The normal range for ejection fraction (EF) is 55–70%, and it is important because it indicates the percentage of blood ejected from the left ventricle with each heartbeat, reflecting heart health and efficiency.

How does regular cardiovascular training affect heart rate at rest and during exercise?

Regular cardiovascular training often results in decreased resting heart rate due to increased stroke volume, allowing the heart to pump more blood with fewer beats.

What is the main role of the myocardium in the heart?

The myocardium is the heart muscle tissue responsible for contractions that pump blood.

How does a myocardial infarction occur?

A myocardial infarction occurs when blood flow to part of the myocardium is blocked, leading to damage and potential death of the heart tissue.

What is the purpose of the heart valves?

The heart valves ensure that blood flows only in one direction within the heart.

What happens during systole in the cardiac cycle?

During systole, the atria contract to pump blood into the ventricles, which then contract to push blood into the lungs and the body.

Define blood pressure in terms of systolic and diastolic measurements.

Blood pressure is the force exerted by circulating blood on the walls of blood vessels, measured by systolic pressure during ventricular contraction and diastolic pressure during heart rest.

What initiates the electrical activity of the heart?

The electrical activity in the heart is initiated by the SA node, which sends signals through the atria.

What is the role of the P wave in an electrocardiogram?

The P wave indicates the moment the SA node sends a signal that spreads through both atria.

What is the function of the intercalated discs in myocardium cells?

Intercalated discs in myocardium cells allow for communication and the passing of signals between cells for synchronized contraction.

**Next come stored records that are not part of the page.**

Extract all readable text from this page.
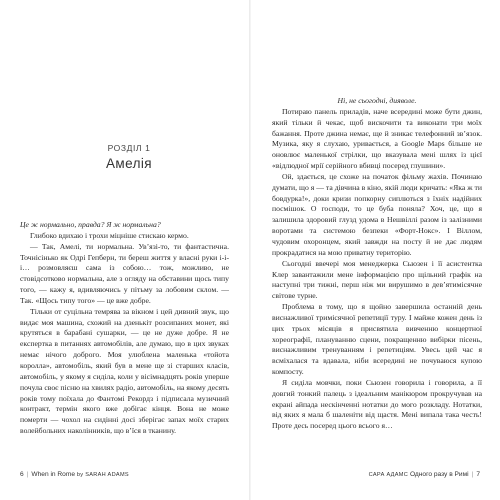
РОЗДІЛ 1
Амелія

Це ж нормально, правда? Я ж нормальна?

Глибоко вдихаю і трохи міцніше стискаю кермо.

— Так, Амелі, ти нормальна. Ув’язі-то, ти фантастична. Точнісінько як Одрі Гепберн, ти береш життя у власні руки і-і-і… розмовляєш сама із собою… тож, можливо, не стовідсотково нормальна, але з огляду на обставини щось типу того, — кажу я, вдивляючись у пітьму за лобовим склом. — Так. «Щось типу того» — це вже добре.

Тільки от суцільна темрява за вікном і цей дивний звук, що видає моя машина, схожий на дзенькіт розсипаних монет, які крутяться в барабані сушарки, — це не дуже добре. Я не експертка в питаннях автомобілів, але думаю, що в цих звуках немає нічого доброго. Моя улюблена маленька «тойота королла», автомобіль, який був в мене ще зі старших класів, автомобіль, у якому я сиділа, коли у вісімнадцять років уперше почула своє пісню на хвилях радіо, автомобіль, на якому десять років тому поїхала до Фантомі Рекордз і підписала музичний контракт, термін якого вже добігає кінця. Вона не може померти — чохол на сидінні досі зберігає запах моїх старих волейбольних наколінників, що в’їся в тканину.

6 | When in Rome by SARAH ADAMS

Ні, не сьогодні, дияволе.

Потираю панель приладів, наче всередині може бути джин, який тільки й чекає, щоб вискочити та виконати три моїх бажання. Проте джина немає, ще й зникає телефонний зв’язок. Музика, яку я слухаю, уривається, а Google Maps більше не оновлює маленької стрілки, що вказувала мені шлях із цієї «відлюдної мрії серійного вбивці посеред глушини».

Ой, здається, це схоже на початок фільму жахів. Починаю думати, що я — та дівчина в кіно, якій люди кричать: «Яка ж ти бовдурка!», доки кризи попкорну сиплються з їхніх надійних посмішок. О господи, то це буба поняла? Хоч, це, що я залишила здоровий глузд удома в Нешвіллі разом із залізними воротами та системою безпеки «Форт-Нокс». І Віллом, чудовим охоронцем, який завжди на посту й не дає людям прокрадатися на мою приватну територію.

Сьогодні ввечері моя менеджерка Сьюзен і її асистентка Клер завантажили мене інформацією про щільний графік на наступні три тижні, перш ніж ми вирушимо в дев’ятимісячне світове турне.

Проблема в тому, що я щойно завершила останній день виснажливої тримісячної репетиції туру. І майже кожен день із цих трьох місяців я присвятила вивченню концертної хореографії, плануванню сцени, покращенню вибірки пісень, виснажливим тренуванням і репетиціям. Увесь цей час я всміхалася та вдавала, ніби всередині не почуваюся купою компосту.

Я сиділа мовчки, поки Сьюзен говорила і говорила, а її довгий тонкий палець з ідеальним манікюром прокручував на екрані айпада нескінченні нотатки до мого розкладу. Нотатки, від яких я мала б шаленіти від щастя. Мені випала така честь! Проте десь посеред цього всього я…

САРА АДАМС Одного разу в Римі | 7
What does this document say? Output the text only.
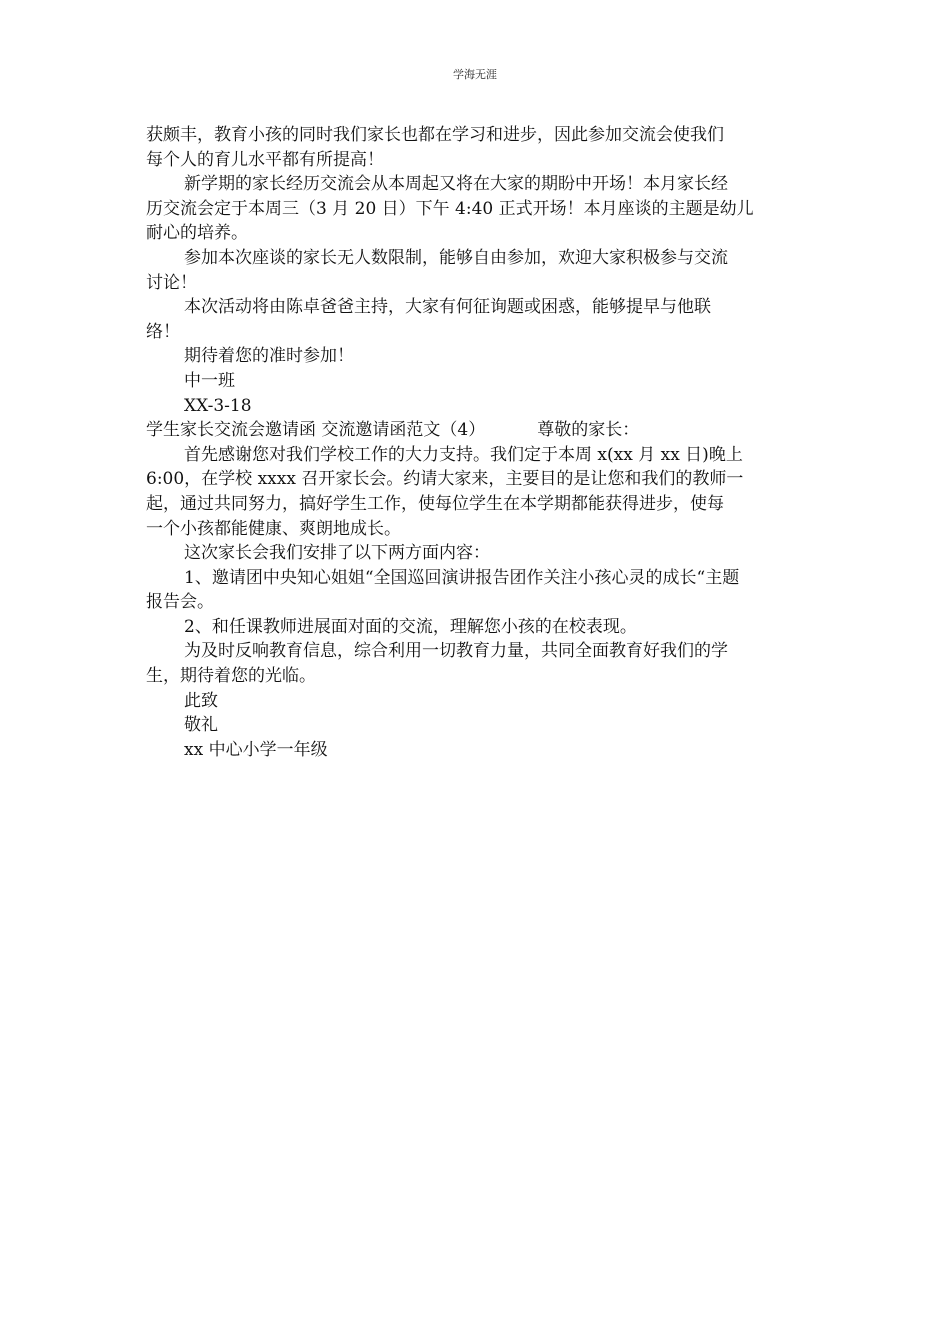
学海无涯
获颇丰，教育小孩的同时我们家长也都在学习和进步，因此参加交流会使我们
每个人的育儿水平都有所提高！
新学期的家长经历交流会从本周起又将在大家的期盼中开场！本月家长经
历交流会定于本周三（3 月 20 日）下午 4:40 正式开场！本月座谈的主题是幼儿
耐心的培养。
参加本次座谈的家长无人数限制，能够自由参加，欢迎大家积极参与交流
讨论！
本次活动将由陈卓爸爸主持，大家有何征询题或困惑，能够提早与他联
络！
期待着您的准时参加！
中一班
XX-3-18
学生家长交流会邀请函 交流邀请函范文（4）	尊敬的家长：
首先感谢您对我们学校工作的大力支持。我们定于本周 x(xx 月 xx 日)晚上
6:00，在学校 xxxx 召开家长会。约请大家来，主要目的是让您和我们的教师一
起，通过共同努力，搞好学生工作，使每位学生在本学期都能获得进步，使每
一个小孩都能健康、爽朗地成长。
这次家长会我们安排了以下两方面内容：
1、邀请团中央知心姐姐“全国巡回演讲报告团作关注小孩心灵的成长“主题
报告会。
2、和任课教师进展面对面的交流，理解您小孩的在校表现。
为及时反响教育信息，综合利用一切教育力量，共同全面教育好我们的学
生，期待着您的光临。
此致
敬礼
xx 中心小学一年级
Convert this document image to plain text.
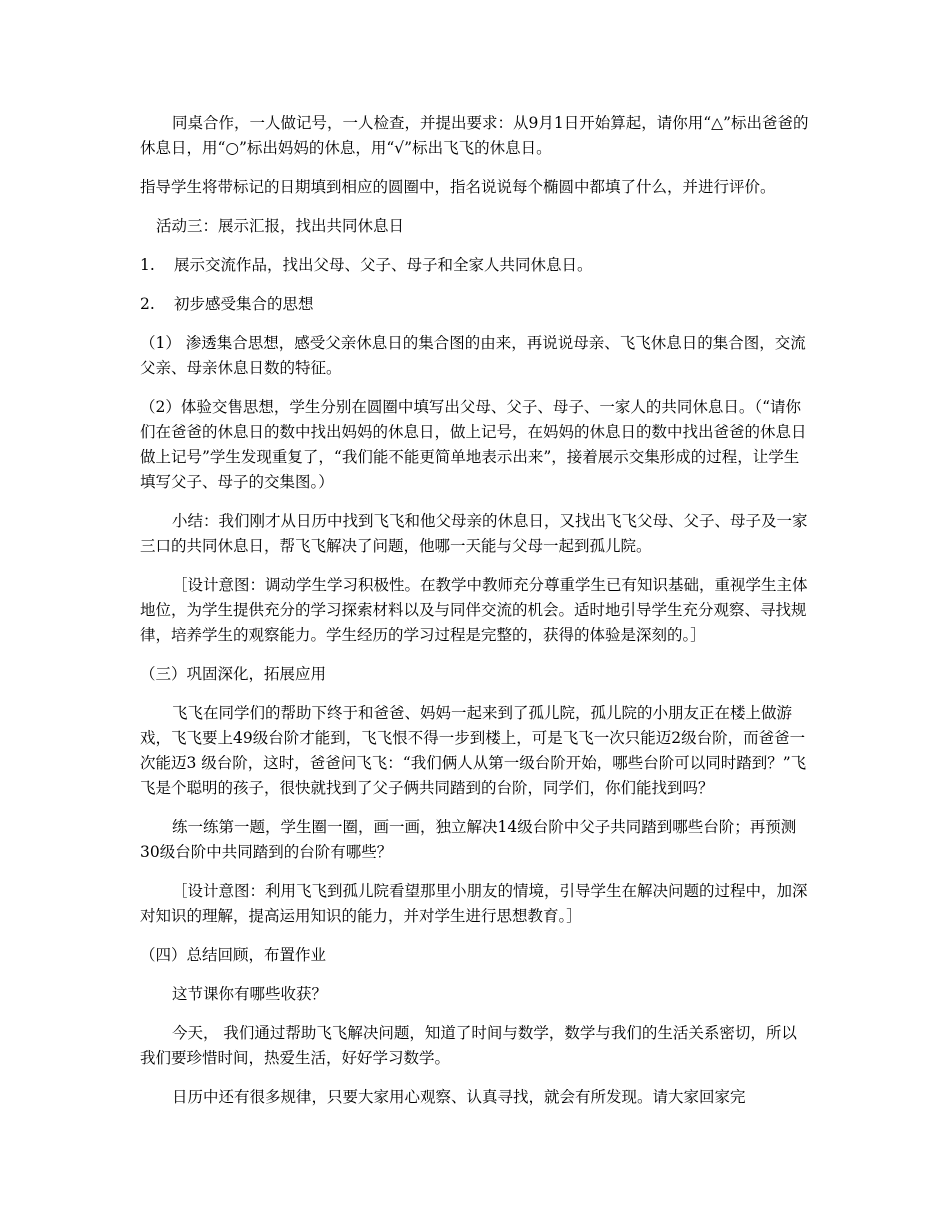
同桌合作，一人做记号，一人检查，并提出要求：从9月1日开始算起，请你用“△”标出爸爸的休息日，用“○”标出妈妈的休息，用“√”标出飞飞的休息日。

指导学生将带标记的日期填到相应的圆圈中，指名说说每个椭圆中都填了什么，并进行评价。

活动三：展示汇报，找出共同休息日

1.	展示交流作品，找出父母、父子、母子和全家人共同休息日。
2.	初步感受集合的思想

（1） 渗透集合思想，感受父亲休息日的集合图的由来，再说说母亲、飞飞休息日的集合图，交流父亲、母亲休息日数的特征。

（2）体验交售思想，学生分别在圆圈中填写出父母、父子、母子、一家人的共同休息日。（“请你们在爸爸的休息日的数中找出妈妈的休息日，做上记号，在妈妈的休息日的数中找出爸爸的休息日做上记号”学生发现重复了，“我们能不能更简单地表示出来”，接着展示交集形成的过程，让学生填写父子、母子的交集图。）

小结：我们刚才从日历中找到飞飞和他父母亲的休息日，又找出飞飞父母、父子、母子及一家三口的共同休息日，帮飞飞解决了问题，他哪一天能与父母一起到孤儿院。

［设计意图：调动学生学习积极性。在教学中教师充分尊重学生已有知识基础，重视学生主体地位，为学生提供充分的学习探索材料以及与同伴交流的机会。适时地引导学生充分观察、寻找规律，培养学生的观察能力。学生经历的学习过程是完整的，获得的体验是深刻的。］

（三）巩固深化，拓展应用

飞飞在同学们的帮助下终于和爸爸、妈妈一起来到了孤儿院，孤儿院的小朋友正在楼上做游戏，飞飞要上49级台阶才能到，飞飞恨不得一步到楼上，可是飞飞一次只能迈2级台阶，而爸爸一次能迈3 级台阶，这时，爸爸问飞飞：“我们俩人从第一级台阶开始，哪些台阶可以同时踏到？”飞飞是个聪明的孩子，很快就找到了父子俩共同踏到的台阶，同学们，你们能找到吗？

练一练第一题，学生圈一圈，画一画，独立解决14级台阶中父子共同踏到哪些台阶；再预测30级台阶中共同踏到的台阶有哪些？

［设计意图：利用飞飞到孤儿院看望那里小朋友的情境，引导学生在解决问题的过程中，加深对知识的理解，提高运用知识的能力，并对学生进行思想教育。］

（四）总结回顾，布置作业

这节课你有哪些收获？

今天， 我们通过帮助飞飞解决问题，知道了时间与数学，数学与我们的生活关系密切，所以我们要珍惜时间，热爱生活，好好学习数学。

日历中还有很多规律，只要大家用心观察、认真寻找，就会有所发现。请大家回家完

Describe the function of red blood cells.

Red blood cells transport oxygen and nutrients throughout the body and carry carbon dioxide away for gas exchange.

Explain the role of the AV node during the cardiac cycle.

The AV node acts as a critical relay point for electrical signals, introducing a 0.1-second delay before transmitting signals from the atria to the ventricles.

What causes the QRS complex in an electrocardiogram?

The QRS complex occurs when the ventricles contract after the signal reaches them through the Purkinje fibers.

Explain the skeletal muscle pump and its importance in venous return.

The skeletal muscle pump helps in venous return by increasing pressure in the veins when muscles contract, pushing blood back to the heart.

How does preload affect stroke volume according to the Frank-Starling law?

Preload increases stroke volume by allowing the myocardium in the left ventricle to stretch, leading to a more forceful contraction.

Define cardiac output and how it is calculated.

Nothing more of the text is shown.